21 June: Steve's been at Lehigh for a week when Erskine picks him. That week... really doesn't match up with what we've seen. You don't just go straight into the assault course; you learn how to drill, how to march, how to fold your shirts and make your bed. The first week is when you learn how to follow orders. There would be some basic physical training and evaluation, but no assault courses. No weapons training. What the hell were they doing at Lehigh?
22 June: Steve gets all super-soldiered up. We know this, because the newspaper article we see, with him holding the cab door, is dated 23 June. So, he's undergone a week of training, saves a kid, and then gets the choice to become a lab rat or a dancing monkey. Did Steve even finish basic? I'm not so sure that he did, since the very next thing we see is the USO show.
After this, the time jumps up to
2 November 1943: The 107th goes up against Hydra. Two hundred men go out, fifty come back. First off, no. Not even a timeline thing, but this makes no sense. The 107th, if it were a real thing, would have had about 3000 guys at minimum. Perhaps it was Baker company, first battalion, of the 107th that went out. Still, where's the rest of them?
3 November: Steve and Phillips have an argument about rescuing the people trapped behind enemy lines. Thirty miles behind enemy lines. In Austria. In 1943. That's a lot earlier than we ever got to Austria. We finally made it that far in April 1945. Less than a month later, VE-Day. VJ-Day followed in June, and then the war was over. But this was 1943. Yes, there are superheroes and supervillains, but up until this point, the only super powers were Axis. That should have kept us even further from Austria, rather than letting us rock right up to Hitler's doorstep a year and a half early.

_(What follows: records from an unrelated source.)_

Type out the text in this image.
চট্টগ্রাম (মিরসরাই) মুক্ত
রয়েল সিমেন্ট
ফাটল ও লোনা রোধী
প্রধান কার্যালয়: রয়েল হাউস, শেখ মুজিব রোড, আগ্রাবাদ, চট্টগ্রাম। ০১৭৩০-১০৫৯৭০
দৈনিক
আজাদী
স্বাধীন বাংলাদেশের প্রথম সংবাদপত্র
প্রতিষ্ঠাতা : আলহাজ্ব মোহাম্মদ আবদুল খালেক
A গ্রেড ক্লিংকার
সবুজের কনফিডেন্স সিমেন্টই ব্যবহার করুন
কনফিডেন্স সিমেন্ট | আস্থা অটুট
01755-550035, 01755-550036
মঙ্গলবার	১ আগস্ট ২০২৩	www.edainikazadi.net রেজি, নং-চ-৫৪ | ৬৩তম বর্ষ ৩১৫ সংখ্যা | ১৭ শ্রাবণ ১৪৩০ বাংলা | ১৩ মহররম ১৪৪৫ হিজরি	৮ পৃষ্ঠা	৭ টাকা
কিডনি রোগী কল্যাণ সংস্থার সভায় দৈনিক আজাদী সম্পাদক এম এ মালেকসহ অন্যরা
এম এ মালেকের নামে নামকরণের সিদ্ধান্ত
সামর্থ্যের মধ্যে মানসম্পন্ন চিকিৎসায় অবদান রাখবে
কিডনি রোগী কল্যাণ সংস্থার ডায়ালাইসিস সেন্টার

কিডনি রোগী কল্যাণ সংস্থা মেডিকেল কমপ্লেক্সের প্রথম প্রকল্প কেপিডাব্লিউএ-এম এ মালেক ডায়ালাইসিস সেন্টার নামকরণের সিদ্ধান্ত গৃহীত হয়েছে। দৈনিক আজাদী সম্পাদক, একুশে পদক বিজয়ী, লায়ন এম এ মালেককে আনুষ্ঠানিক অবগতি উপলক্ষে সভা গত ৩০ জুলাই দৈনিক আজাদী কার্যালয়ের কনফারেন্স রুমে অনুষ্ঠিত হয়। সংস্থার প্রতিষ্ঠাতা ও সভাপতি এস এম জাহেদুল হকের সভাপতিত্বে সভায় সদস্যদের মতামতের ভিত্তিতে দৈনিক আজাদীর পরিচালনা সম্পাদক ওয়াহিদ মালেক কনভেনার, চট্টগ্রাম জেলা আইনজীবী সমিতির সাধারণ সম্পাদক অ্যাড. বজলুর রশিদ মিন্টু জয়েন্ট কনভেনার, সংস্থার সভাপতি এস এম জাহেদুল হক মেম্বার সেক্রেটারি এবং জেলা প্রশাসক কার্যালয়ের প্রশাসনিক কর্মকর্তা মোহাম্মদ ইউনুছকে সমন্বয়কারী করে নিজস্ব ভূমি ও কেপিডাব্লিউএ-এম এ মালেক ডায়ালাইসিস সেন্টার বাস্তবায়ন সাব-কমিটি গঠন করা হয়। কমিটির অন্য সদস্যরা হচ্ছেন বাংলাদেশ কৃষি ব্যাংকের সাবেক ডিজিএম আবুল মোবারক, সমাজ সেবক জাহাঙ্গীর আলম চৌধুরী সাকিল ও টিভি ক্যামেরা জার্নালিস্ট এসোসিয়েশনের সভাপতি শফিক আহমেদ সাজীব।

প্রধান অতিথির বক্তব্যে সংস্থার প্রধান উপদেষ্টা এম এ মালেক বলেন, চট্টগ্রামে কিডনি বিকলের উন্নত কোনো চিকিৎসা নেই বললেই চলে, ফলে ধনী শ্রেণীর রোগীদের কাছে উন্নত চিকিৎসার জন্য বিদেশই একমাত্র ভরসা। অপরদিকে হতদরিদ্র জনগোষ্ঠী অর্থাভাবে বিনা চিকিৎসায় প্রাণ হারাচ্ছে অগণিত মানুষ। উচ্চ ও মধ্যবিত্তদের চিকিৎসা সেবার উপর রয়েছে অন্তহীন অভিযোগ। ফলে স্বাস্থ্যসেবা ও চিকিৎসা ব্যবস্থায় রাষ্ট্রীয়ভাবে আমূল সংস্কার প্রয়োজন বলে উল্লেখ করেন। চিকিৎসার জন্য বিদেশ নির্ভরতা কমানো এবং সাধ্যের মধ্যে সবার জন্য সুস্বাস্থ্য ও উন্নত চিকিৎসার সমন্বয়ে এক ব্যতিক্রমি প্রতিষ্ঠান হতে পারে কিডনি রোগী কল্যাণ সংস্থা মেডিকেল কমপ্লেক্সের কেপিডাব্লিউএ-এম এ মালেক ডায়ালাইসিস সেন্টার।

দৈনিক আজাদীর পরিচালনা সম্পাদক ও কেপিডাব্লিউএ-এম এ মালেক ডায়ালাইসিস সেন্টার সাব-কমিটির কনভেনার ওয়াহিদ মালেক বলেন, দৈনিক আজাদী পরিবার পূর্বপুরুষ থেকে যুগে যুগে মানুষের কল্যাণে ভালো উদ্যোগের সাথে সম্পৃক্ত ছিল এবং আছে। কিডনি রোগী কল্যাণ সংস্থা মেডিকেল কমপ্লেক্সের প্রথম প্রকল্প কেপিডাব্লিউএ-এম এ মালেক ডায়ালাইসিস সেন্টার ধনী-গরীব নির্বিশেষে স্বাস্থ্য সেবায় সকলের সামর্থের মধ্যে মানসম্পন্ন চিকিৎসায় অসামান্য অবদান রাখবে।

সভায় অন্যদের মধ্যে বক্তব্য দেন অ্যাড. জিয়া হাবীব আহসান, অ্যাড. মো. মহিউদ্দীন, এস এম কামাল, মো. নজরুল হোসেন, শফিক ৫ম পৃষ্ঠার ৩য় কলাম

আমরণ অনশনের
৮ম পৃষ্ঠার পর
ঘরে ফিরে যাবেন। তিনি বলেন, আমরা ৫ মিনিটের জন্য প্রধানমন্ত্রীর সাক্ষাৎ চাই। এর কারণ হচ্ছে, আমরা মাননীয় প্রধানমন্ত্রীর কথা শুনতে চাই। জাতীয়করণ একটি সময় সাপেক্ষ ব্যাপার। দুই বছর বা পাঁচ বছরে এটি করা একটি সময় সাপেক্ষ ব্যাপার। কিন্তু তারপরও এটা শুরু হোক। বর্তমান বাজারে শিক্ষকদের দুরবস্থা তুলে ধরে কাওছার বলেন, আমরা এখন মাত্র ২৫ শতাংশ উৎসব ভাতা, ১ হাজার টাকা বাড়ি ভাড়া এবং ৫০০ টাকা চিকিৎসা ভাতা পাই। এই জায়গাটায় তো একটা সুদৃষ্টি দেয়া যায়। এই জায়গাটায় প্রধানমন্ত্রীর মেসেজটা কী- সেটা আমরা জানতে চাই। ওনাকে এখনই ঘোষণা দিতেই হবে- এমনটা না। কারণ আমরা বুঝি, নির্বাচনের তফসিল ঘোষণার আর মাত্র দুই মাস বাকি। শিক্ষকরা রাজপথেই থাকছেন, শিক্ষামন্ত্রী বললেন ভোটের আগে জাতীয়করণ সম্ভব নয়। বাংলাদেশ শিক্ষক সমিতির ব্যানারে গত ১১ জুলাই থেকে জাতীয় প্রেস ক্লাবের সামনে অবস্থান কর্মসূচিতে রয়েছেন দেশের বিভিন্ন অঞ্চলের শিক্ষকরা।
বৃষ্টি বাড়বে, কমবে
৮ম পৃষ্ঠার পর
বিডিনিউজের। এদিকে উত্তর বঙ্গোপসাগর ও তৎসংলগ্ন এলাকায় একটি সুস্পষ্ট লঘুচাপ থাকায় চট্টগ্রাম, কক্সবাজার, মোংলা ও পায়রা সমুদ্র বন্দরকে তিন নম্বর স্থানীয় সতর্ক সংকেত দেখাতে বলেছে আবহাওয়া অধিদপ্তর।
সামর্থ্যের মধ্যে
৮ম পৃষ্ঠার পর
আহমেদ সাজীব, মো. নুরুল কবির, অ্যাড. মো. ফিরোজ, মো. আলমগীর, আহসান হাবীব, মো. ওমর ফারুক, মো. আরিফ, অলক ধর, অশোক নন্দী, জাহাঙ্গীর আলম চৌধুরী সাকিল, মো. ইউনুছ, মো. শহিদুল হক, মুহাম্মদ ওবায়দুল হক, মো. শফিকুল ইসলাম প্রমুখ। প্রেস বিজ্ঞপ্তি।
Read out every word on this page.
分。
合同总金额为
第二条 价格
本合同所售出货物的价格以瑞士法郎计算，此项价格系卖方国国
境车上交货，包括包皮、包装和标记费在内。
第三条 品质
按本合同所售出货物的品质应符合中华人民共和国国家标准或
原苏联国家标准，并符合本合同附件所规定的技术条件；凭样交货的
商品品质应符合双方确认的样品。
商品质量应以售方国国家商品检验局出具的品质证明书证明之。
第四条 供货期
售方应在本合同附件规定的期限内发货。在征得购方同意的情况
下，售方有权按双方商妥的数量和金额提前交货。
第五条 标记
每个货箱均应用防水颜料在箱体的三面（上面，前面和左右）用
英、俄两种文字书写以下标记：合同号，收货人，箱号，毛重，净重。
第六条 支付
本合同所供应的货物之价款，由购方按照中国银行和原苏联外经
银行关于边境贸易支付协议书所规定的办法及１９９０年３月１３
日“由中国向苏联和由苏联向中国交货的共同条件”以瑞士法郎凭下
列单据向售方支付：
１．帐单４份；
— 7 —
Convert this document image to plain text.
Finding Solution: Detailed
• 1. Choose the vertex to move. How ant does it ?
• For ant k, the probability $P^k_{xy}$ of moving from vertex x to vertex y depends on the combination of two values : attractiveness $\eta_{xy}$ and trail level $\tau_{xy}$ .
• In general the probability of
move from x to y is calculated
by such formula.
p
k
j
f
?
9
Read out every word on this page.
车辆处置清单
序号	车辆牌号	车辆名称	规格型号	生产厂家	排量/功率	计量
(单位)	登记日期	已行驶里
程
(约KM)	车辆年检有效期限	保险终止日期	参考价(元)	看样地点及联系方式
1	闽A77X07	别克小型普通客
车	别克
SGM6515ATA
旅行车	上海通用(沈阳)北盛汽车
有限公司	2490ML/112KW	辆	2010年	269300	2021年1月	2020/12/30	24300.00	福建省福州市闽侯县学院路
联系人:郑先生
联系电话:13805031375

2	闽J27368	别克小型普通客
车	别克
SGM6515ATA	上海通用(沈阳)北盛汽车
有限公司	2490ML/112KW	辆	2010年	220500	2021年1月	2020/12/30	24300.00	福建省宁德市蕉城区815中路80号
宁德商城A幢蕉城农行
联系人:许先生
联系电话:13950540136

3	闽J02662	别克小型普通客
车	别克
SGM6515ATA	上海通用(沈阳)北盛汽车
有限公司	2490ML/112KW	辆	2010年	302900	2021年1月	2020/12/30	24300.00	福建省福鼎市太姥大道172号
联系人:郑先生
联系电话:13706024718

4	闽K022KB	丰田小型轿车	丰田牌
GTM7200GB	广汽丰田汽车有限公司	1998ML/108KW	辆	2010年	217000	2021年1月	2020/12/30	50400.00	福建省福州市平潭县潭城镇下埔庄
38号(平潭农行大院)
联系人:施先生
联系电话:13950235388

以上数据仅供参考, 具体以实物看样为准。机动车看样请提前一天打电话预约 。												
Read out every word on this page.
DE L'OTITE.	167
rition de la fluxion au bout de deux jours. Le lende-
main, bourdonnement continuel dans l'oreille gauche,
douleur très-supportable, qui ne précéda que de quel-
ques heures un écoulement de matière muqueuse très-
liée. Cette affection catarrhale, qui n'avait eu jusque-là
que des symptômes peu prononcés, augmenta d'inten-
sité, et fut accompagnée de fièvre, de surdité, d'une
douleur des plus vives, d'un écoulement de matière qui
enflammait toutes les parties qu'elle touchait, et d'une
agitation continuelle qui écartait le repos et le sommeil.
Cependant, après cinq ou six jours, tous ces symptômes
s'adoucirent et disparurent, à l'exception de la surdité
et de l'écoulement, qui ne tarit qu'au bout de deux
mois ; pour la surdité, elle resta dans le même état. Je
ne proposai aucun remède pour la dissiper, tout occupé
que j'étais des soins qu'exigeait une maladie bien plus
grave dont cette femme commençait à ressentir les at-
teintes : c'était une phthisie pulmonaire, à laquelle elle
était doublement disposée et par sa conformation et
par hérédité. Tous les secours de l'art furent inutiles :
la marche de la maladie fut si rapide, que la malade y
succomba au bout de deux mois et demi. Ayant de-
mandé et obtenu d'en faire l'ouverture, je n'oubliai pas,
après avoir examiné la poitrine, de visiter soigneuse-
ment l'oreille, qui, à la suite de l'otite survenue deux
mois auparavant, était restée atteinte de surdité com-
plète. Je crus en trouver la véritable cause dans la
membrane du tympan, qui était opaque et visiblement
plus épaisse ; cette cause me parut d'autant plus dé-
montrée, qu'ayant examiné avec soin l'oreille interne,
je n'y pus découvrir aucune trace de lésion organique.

4 November: Steve leads everyone back to the base, wherever it is. Italy? Austria? I don't even know. Then they spend the rest of the war taking down Hydra.
Either way you look at it, it doesn't really add up. Either the Allied forces had some other super soldiers we didn't know about, or Steve and the Howling Commandos won the war in less than a month. One would assume that, since the key dates (Pearl Harbour Day, VE-Day, VJ-Day) are in the comics as they are in real life, then they're the same in the movies. I don't think there's really any way to fix or fanwank this, but it's just really weird that the writers would change so much like this. It seems to me that if they were already that far into Austria when they were, the war was basically won.
As a war movie, Captain America makes absolutely no sense at all. It's a great comic movie, but I don't actually know what's going on in it.